The planets and creatures inhabiting an MMO need to be vibrant and interesting enough to keep people farming them. The raids and their bosses need to be dramatic enough to make them worth taking down. MMOs may be able to keep players enthralled for years of their lives, but they need somewhere enthralling enough to do it.
The Budgeting Issues of MMOs
This can become increasingly problematic in terms of budget, however. There are currently 28 different planets in SWTOR. Each one of them has its own open world environment that needs to be visually distinct from the last.
Not to mention that they all have dozens of quests associated with them with fully-voiced cutscenes. The kind of scope that these games deal in can make them impossibly expensive. For a while, SWTOR even held the record for the most expensive game ever developed.

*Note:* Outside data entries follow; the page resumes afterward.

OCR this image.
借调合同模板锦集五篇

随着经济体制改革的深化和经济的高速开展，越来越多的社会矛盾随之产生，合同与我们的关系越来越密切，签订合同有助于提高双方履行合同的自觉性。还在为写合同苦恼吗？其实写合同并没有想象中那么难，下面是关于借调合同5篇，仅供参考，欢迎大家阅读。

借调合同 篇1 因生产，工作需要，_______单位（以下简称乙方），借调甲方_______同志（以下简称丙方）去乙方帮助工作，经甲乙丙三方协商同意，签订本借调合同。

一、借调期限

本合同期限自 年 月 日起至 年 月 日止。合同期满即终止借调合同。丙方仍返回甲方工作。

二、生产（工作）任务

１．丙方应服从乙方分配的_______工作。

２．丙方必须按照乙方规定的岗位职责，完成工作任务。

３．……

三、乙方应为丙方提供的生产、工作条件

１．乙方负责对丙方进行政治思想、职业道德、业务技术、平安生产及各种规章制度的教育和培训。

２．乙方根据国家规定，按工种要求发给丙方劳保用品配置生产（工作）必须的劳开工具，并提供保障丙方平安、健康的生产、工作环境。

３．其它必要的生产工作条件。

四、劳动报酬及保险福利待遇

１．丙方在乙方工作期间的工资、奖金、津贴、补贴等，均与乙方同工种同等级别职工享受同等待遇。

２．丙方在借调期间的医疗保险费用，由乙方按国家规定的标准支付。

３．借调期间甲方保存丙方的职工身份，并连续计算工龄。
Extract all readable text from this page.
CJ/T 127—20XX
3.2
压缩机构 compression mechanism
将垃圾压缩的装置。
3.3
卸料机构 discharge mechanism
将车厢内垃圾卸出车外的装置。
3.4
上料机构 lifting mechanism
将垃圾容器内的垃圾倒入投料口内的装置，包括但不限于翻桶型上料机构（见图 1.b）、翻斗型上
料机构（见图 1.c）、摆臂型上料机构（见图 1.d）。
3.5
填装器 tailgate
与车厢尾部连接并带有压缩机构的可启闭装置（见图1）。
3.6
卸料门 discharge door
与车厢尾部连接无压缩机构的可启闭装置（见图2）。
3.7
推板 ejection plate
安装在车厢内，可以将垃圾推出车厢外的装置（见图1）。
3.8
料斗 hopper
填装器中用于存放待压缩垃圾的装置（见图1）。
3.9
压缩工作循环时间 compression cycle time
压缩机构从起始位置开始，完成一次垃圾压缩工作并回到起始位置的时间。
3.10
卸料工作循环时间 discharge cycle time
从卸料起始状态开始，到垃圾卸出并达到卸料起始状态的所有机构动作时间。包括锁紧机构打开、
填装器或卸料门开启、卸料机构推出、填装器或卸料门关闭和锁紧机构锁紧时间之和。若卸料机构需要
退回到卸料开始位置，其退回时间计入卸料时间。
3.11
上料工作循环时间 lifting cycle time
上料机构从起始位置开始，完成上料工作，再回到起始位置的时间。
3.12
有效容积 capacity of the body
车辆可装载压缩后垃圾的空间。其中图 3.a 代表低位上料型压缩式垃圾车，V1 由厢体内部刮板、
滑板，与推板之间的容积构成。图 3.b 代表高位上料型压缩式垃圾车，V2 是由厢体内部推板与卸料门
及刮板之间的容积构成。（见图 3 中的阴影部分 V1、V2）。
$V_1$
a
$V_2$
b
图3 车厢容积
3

The story isn’t only impeded by its mechanics, it’s impeded by the scope it needs to encompass. Any game deliberately designed to keep your eye for years has an impossible task creating a story that can fulfill even a fraction of that.
Story in an MMO is a complex matter. When it requires so much to create something that half your player-base will likely never acknowledge, it doesn’t seem remotely worth it. However, these games cannot survive without it. Players may not notice the presence of narrative, but they notice its absence. There’s a laundry list of empty, lifeless and now defunct MMOs that can attest to that.
A narrative in an MMO may only occupy players for twenty hours out of a thousand. But that twenty hours gives context to the thousand. It establishes the world they’re playing in and sometimes even giving their lives to. For those players that do find something to love in the story of your world, they’ll be loyal to it for years.